Margaret Cho_Photo-credit-Austin-Young

By Jae-Ha Kim
Chicago Sun-Times
August 11, 2000

3 stars

Taussig/Cho Productions presents a film directed by Lionel Coleman.
Written by Margaret Cho. Running time: 96 minutes.
No MPAA rating (contains language inappropriate for minors). Opening today at Landmark Century.

At the end of “I’m the One That I Want,” Margaret Cho declares, “I’m gonna stay here and rock the mike until the next Korean-American, fag hag, shit starter, girl comic, trash talker comes up and takes my place!”

Any takers?

This film version of Cho’s savagely funny one-woman show is true to the tour she took on the road last year. Shot over two nights in her native San Francisco, the movie captures the raw energy of her act and presents the comic actress as a likable, whip-smart talent with a strong will to survive.

Once a rising star with her own ABC sitcom, “All-American Girl,” Cho learned that fame had its drawbacks. Though she was hired for her irreverent, Gen X, raunchy humor, the producers decided that they needed to mainstream her words as well as her looks.

During her one-year stint on the series, Cho–now 31–would be ordered to lose weight, be more Asian, stop wearing miniskirts, do something about her “full” face and maybe, come to think of it, stop being so darned Asian.

She wasn’t your stereotypical, demure Asian beauty. As she notes, “I didn’t play the violin, and I didn’t fuck Woody Allen.”

But not wanting to disappoint her bosses, Cho dieted down to a size 4 by losing 30 pounds in two weeks. The stunt landed her in the hospital, where she was diagnosed with kidney failure. When she came to, Cho was faced with a nurse who introduced herself by saying, “Hi, my name is Gwen and I’m here to shave your vagina.”  To add insult to injury, Cho’s boyfriend broke up with her the same day.

When “All-American Girl” was canceled, her former manager began pimping her out to producers who wanted to have “meetings” at hotels. Relaying this story, there is pathos in Cho’s eyes, even as she draws laughs from the appreciative audience.
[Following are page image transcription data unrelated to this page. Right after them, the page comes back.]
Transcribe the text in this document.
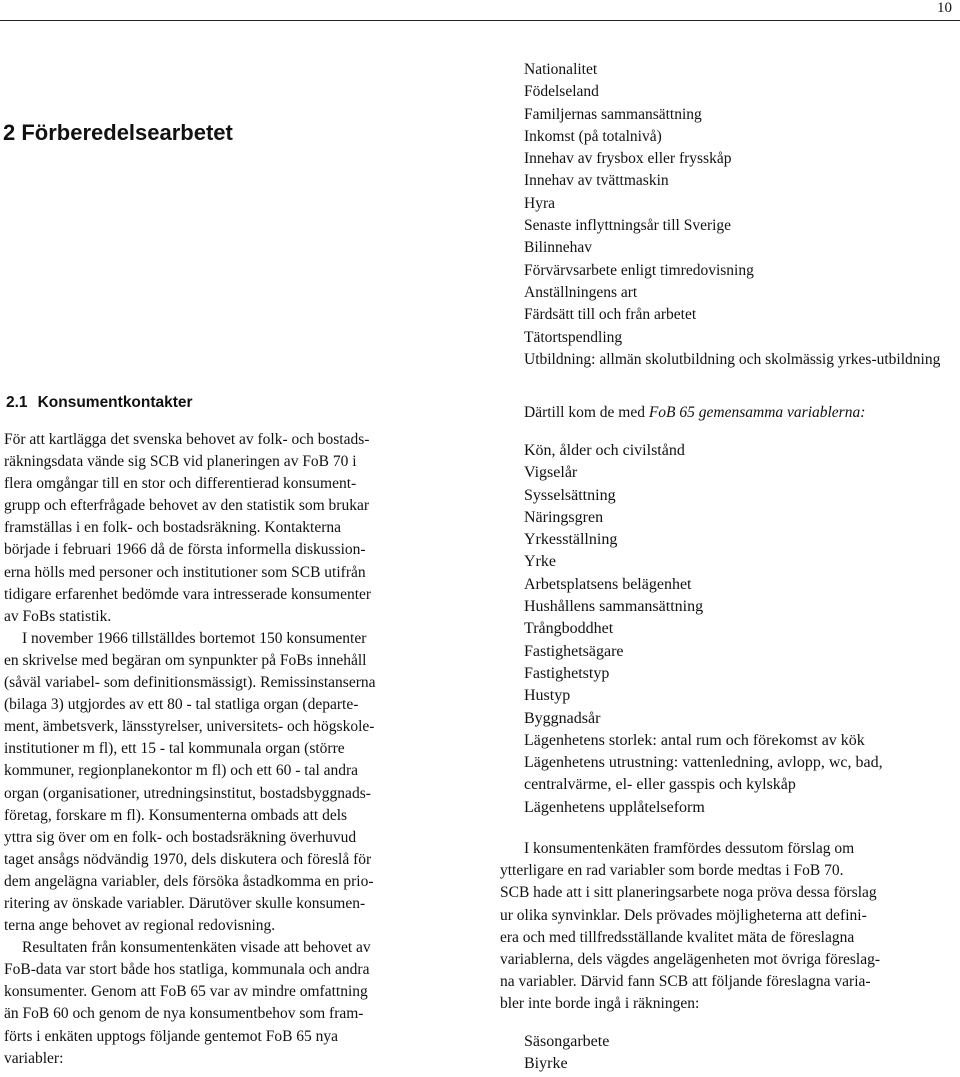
10
2 Förberedelsearbetet
2.1 Konsumentkontakter

För att kartlägga det svenska behovet av folk- och bostads-
räkningsdata vände sig SCB vid planeringen av FoB 70 i
flera omgångar till en stor och differentierad konsument-
grupp och efterfrågade behovet av den statistik som brukar
framställas i en folk- och bostadsräkning. Kontakterna
började i februari 1966 då de första informella diskussion-
erna hölls med personer och institutioner som SCB utifrån
tidigare erfarenhet bedömde vara intresserade konsumenter
av FoBs statistik.

I november 1966 tillställdes bortemot 150 konsumenter
en skrivelse med begäran om synpunkter på FoBs innehåll
(såväl variabel- som definitionsmässigt). Remissinstanserna
(bilaga 3) utgjordes av ett 80 - tal statliga organ (departe-
ment, ämbetsverk, länsstyrelser, universitets- och högskole-
institutioner m fl), ett 15 - tal kommunala organ (större
kommuner, regionplanekontor m fl) och ett 60 - tal andra
organ (organisationer, utredningsinstitut, bostadsbyggnads-
företag, forskare m fl). Konsumenterna ombads att dels
yttra sig över om en folk- och bostadsräkning överhuvud
taget ansågs nödvändig 1970, dels diskutera och föreslå för
dem angelägna variabler, dels försöka åstadkomma en prio-
ritering av önskade variabler. Därutöver skulle konsumen-
terna ange behovet av regional redovisning.

Resultaten från konsumentenkäten visade att behovet av
FoB-data var stort både hos statliga, kommunala och andra
konsumenter. Genom att FoB 65 var av mindre omfattning
än FoB 60 och genom de nya konsumentbehov som fram-
förts i enkäten upptogs följande gentemot FoB 65 nya
variabler:

Nationalitet
Födelseland
Familjernas sammansättning
Inkomst (på totalnivå)
Innehav av frysbox eller frysskåp
Innehav av tvättmaskin
Hyra
Senaste inflyttningsår till Sverige
Bilinnehav
Förvärvsarbete enligt timredovisning
Anställningens art
Färdsätt till och från arbetet
Tätortspendling
Utbildning: allmän skolutbildning och skolmässig yrkes-utbildning

Därtill kom de med FoB 65 gemensamma variablerna:

Kön, ålder och civilstånd
Vigselår
Sysselsättning
Näringsgren
Yrkesställning
Yrke
Arbetsplatsens belägenhet
Hushållens sammansättning
Trångboddhet
Fastighetsägare
Fastighetstyp
Hustyp
Byggnadsår
Lägenhetens storlek: antal rum och förekomst av kök
Lägenhetens utrustning: vattenledning, avlopp, wc, bad,
centralvärme, el- eller gasspis och kylskåp
Lägenhetens upplåtelseform

I konsumentenkäten framfördes dessutom förslag om
ytterligare en rad variabler som borde medtas i FoB 70.
SCB hade att i sitt planeringsarbete noga pröva dessa förslag
ur olika synvinklar. Dels prövades möjligheterna att defini-
era och med tillfredsställande kvalitet mäta de föreslagna
variablerna, dels vägdes angelägenheten mot övriga föreslag-
na variabler. Därvid fann SCB att följande föreslagna varia-
bler inte borde ingå i räkningen:

Säsongarbete
Biyrke
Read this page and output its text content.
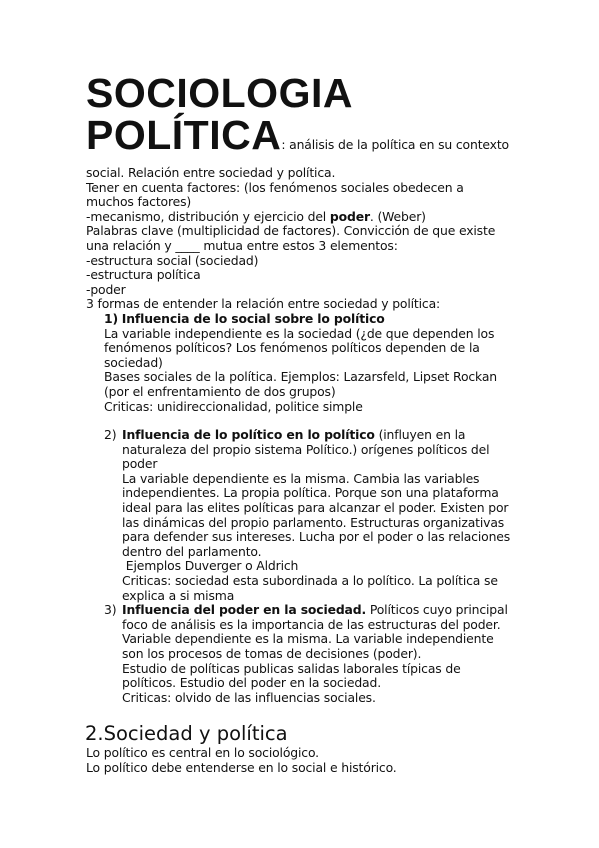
SOCIOLOGIA
POLÍTICA: análisis de la política en su contexto
social. Relación entre sociedad y política.
Tener en cuenta factores: (los fenómenos sociales obedecen a
muchos factores)
-mecanismo, distribución y ejercicio del poder. (Weber)
Palabras clave (multiplicidad de factores). Convicción de que existe
una relación y ____ mutua entre estos 3 elementos:
-estructura social (sociedad)
-estructura política
-poder
3 formas de entender la relación entre sociedad y política:
1) Influencia de lo social sobre lo político
La variable independiente es la sociedad (¿de que dependen los
fenómenos políticos? Los fenómenos políticos dependen de la
sociedad)
Bases sociales de la política. Ejemplos: Lazarsfeld, Lipset Rockan
(por el enfrentamiento de dos grupos)
Criticas: unidireccionalidad, politice simple
2) Influencia de lo político en lo político (influyen en la
naturaleza del propio sistema Político.) orígenes políticos del
poder
La variable dependiente es la misma. Cambia las variables
independientes. La propia política. Porque son una plataforma
ideal para las elites políticas para alcanzar el poder. Existen por
las dinámicas del propio parlamento. Estructuras organizativas
para defender sus intereses. Lucha por el poder o las relaciones
dentro del parlamento.
Ejemplos Duverger o Aldrich
Criticas: sociedad esta subordinada a lo político. La política se
explica a si misma
3) Influencia del poder en la sociedad. Políticos cuyo principal
foco de análisis es la importancia de las estructuras del poder.
Variable dependiente es la misma. La variable independiente
son los procesos de tomas de decisiones (poder).
Estudio de políticas publicas salidas laborales típicas de
políticos. Estudio del poder en la sociedad.
Criticas: olvido de las influencias sociales.
2.Sociedad y política
Lo político es central en lo sociológico.
Lo político debe entenderse en lo social e histórico.
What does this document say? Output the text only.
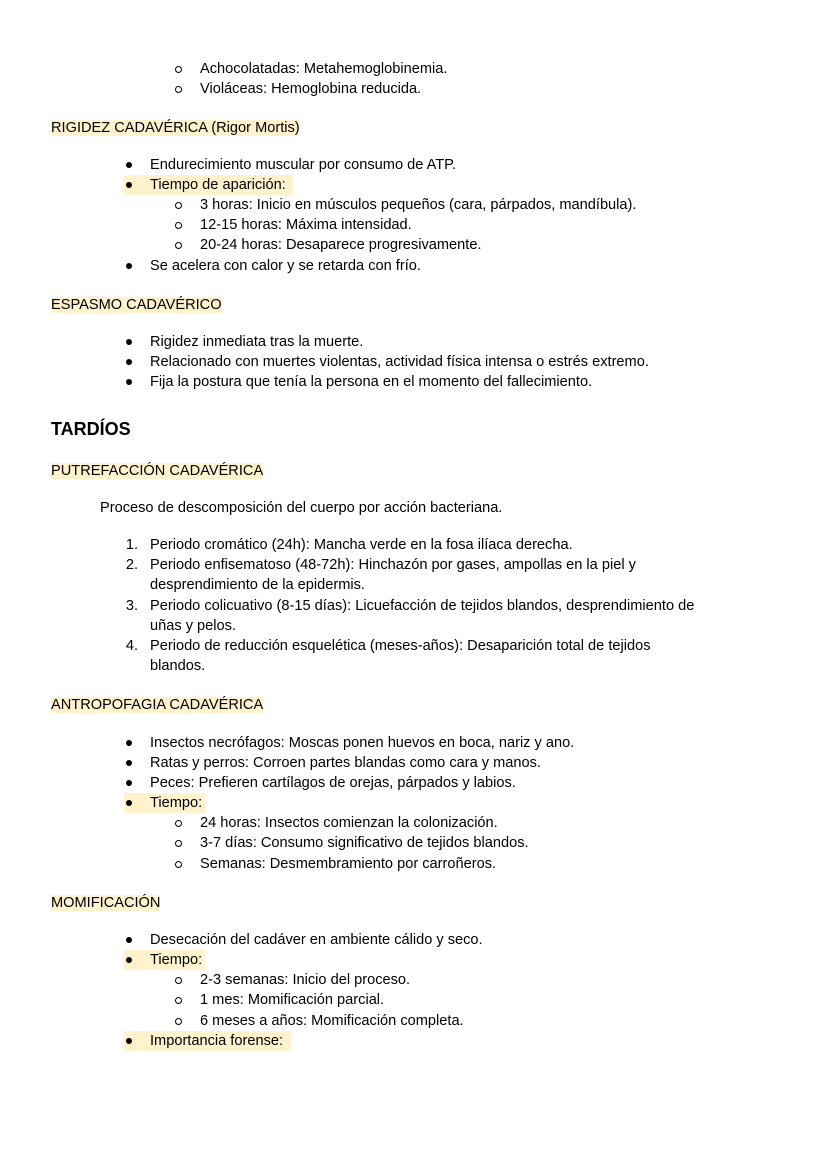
Achocolatadas: Metahemoglobinemia.
Violáceas: Hemoglobina reducida.
RIGIDEZ CADAVÉRICA (Rigor Mortis)
Endurecimiento muscular por consumo de ATP.
Tiempo de aparición:
3 horas: Inicio en músculos pequeños (cara, párpados, mandíbula).
12-15 horas: Máxima intensidad.
20-24 horas: Desaparece progresivamente.
Se acelera con calor y se retarda con frío.
ESPASMO CADAVÉRICO
Rigidez inmediata tras la muerte.
Relacionado con muertes violentas, actividad física intensa o estrés extremo.
Fija la postura que tenía la persona en el momento del fallecimiento.
TARDÍOS
PUTREFACCIÓN CADAVÉRICA
Proceso de descomposición del cuerpo por acción bacteriana.
1. Periodo cromático (24h): Mancha verde en la fosa ilíaca derecha.
2. Periodo enfisematoso (48-72h): Hinchazón por gases, ampollas en la piel y
desprendimiento de la epidermis.
3. Periodo colicuativo (8-15 días): Licuefacción de tejidos blandos, desprendimiento de
uñas y pelos.
4. Periodo de reducción esquelética (meses-años): Desaparición total de tejidos
blandos.
ANTROPOFAGIA CADAVÉRICA
Insectos necrófagos: Moscas ponen huevos en boca, nariz y ano.
Ratas y perros: Corroen partes blandas como cara y manos.
Peces: Prefieren cartílagos de orejas, párpados y labios.
Tiempo:
24 horas: Insectos comienzan la colonización.
3-7 días: Consumo significativo de tejidos blandos.
Semanas: Desmembramiento por carroñeros.
MOMIFICACIÓN
Desecación del cadáver en ambiente cálido y seco.
Tiempo:
2-3 semanas: Inicio del proceso.
1 mes: Momificación parcial.
6 meses a años: Momificación completa.
Importancia forense:
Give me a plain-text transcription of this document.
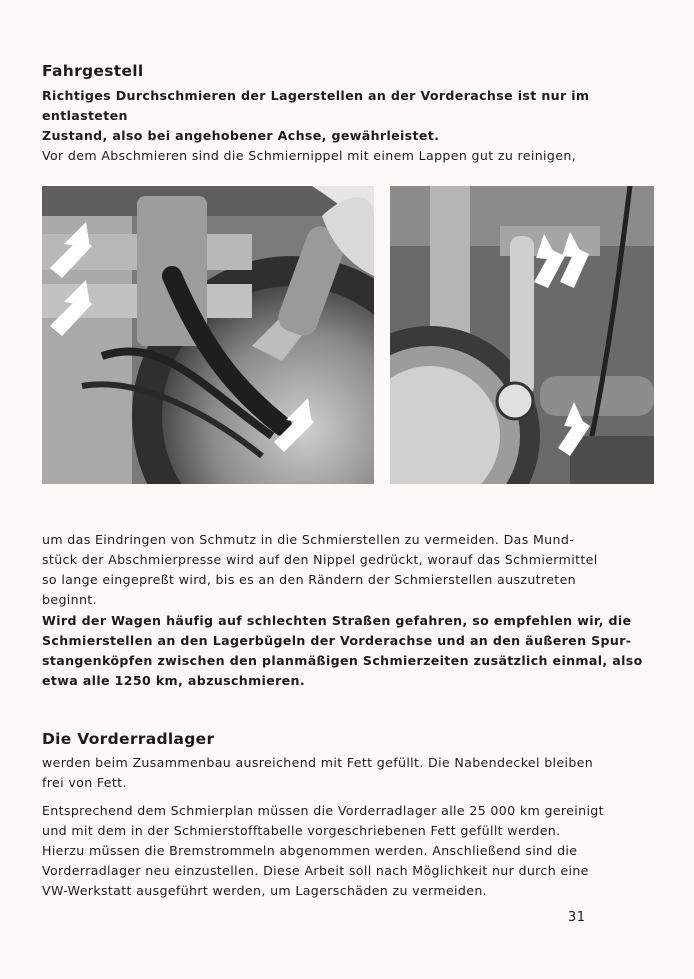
Fahrgestell

Richtiges Durchschmieren der Lagerstellen an der Vorderachse ist nur im entlasteten

Zustand, also bei angehobener Achse, gewährleistet.

Vor dem Abschmieren sind die Schmiernippel mit einem Lappen gut zu reinigen,

um das Eindringen von Schmutz in die Schmierstellen zu vermeiden. Das Mund-

stück der Abschmierpresse wird auf den Nippel gedrückt, worauf das Schmiermittel

so lange eingepreßt wird, bis es an den Rändern der Schmierstellen auszutreten

beginnt.

Wird der Wagen häufig auf schlechten Straßen gefahren, so empfehlen wir, die

Schmierstellen an den Lagerbügeln der Vorderachse und an den äußeren Spur-

stangenköpfen zwischen den planmäßigen Schmierzeiten zusätzlich einmal, also

etwa alle 1250 km, abzuschmieren.

Die Vorderradlager

werden beim Zusammenbau ausreichend mit Fett gefüllt. Die Nabendeckel bleiben

frei von Fett.

Entsprechend dem Schmierplan müssen die Vorderradlager alle 25 000 km gereinigt

und mit dem in der Schmierstofftabelle vorgeschriebenen Fett gefüllt werden.

Hierzu müssen die Bremstrommeln abgenommen werden. Anschließend sind die

Vorderradlager neu einzustellen. Diese Arbeit soll nach Möglichkeit nur durch eine

VW-Werkstatt ausgeführt werden, um Lagerschäden zu vermeiden.

31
At first, I wondered why the director of photography didn’t shoot Cho from more flattering angles. The images Lionel Coleman creates are more akin to those found in a home movie than even an indie film. But then I realized the beauty in his presentation. By downplaying Cho’s looks, Coleman presents the comic actress as who she is, rather than who she is supposed to be.

Just who Cho has become is as fascinating as the tales she spins. She is a straight woman who dabbled in lesbianism before realizing that she was just a “slut.” She is a self-acknowledged “fag hag” who prayed as a child that she would be surrounded by beautiful men (“I should’ve been more specific,” Cho slyly says). She is a child of immigrant parents who, with age, realizes she has more in common with them than she cared to believe.

Cho’s bits about her mother are some of the most anticipated moments in her show. And the comic delivers, with dead-on imitations of her mother’s halting English, unintentionally funny phone messages and, more often than not, sage advice.

Cho has said that her parents had never seen her perform onstage. At the beginning of the film, the camera pans briefly to the elder Chos standing proudly outside the theater at which their daughter was scheduled to perform. But there are no reaction shots of them, much less any comments about the show.

This omission is the one part of the film that rings untrue. Because you just know that Mrs. Cho has an opinion. It’s too bad the filmmakers chose not to share it.